Charles Hermite
- Born:
- December 24, 1822, Dieuze, France
- Died:
- January 14, 1901, Paris, France
- Nationality:
- French
- Profession(s):
- Mathematician
Early Life and Education
- Born in Dieuze, Lorraine, France.
- His father, Ferdinand Hermite, worked in the textile industry.
- Began his mathematical studies at the Collège Louis-le-Grand in Paris.
- Suffered from a disability in his right leg.
- Entered the École Polytechnique in 1842, but was later expelled due to neglecting other studies.
- Obtained a bachelor's degree in 1847.
Career and Major Achievements
- Worked as a tutor and examiner at various institutions in Paris.
- Became a professor at the Sorbonne in 1869.
- Held the chair of higher algebra at the Sorbonne from 1870.
- Made significant contributions to number theory, algebra, and analysis.
- Proved that e, the base of the natural logarithm, is transcendental in 1873.
- Known for his work on elliptic functions, modular forms, and orthogonal polynomials.

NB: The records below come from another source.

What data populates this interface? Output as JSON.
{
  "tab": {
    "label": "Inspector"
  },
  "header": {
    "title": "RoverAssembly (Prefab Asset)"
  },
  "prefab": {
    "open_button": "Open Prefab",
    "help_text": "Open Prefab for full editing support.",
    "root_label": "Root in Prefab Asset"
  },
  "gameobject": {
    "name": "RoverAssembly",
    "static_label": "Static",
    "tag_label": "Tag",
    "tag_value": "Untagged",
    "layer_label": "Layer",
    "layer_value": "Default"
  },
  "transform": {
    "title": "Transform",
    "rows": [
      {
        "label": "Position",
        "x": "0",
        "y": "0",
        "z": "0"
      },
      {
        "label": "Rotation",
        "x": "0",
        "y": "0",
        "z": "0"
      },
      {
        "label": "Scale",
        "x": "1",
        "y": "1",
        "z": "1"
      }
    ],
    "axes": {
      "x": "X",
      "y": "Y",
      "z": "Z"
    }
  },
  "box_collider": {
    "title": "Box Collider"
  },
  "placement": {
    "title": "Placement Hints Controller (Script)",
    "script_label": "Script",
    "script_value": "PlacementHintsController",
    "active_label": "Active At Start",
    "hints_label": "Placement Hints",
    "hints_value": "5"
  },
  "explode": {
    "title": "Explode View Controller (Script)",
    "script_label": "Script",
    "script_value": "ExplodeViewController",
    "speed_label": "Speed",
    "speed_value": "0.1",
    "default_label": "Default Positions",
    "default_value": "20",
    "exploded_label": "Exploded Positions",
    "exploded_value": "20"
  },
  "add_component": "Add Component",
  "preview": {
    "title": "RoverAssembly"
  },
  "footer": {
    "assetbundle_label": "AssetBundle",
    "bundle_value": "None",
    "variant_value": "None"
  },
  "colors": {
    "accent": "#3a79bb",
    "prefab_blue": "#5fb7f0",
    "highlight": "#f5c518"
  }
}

- Developed Hermite polynomials and Hermite interpolation.
Notable Works
- Research on the quintic equation.
- Proof of the transcendence of e.
- Contributions to the theory of quadratic forms.
- Development of Hermite polynomials.
- Work on elliptic functions and modular forms.
Legacy and Impact
Charles Hermite, whose life story this 'dieuze charles hermite biography' details, was a highly influential mathematician. His work laid the foundation for many important areas of modern mathematics. His proof of the transcendence of e was a landmark achievement, and his contributions to other fields continue to be studied and applied today.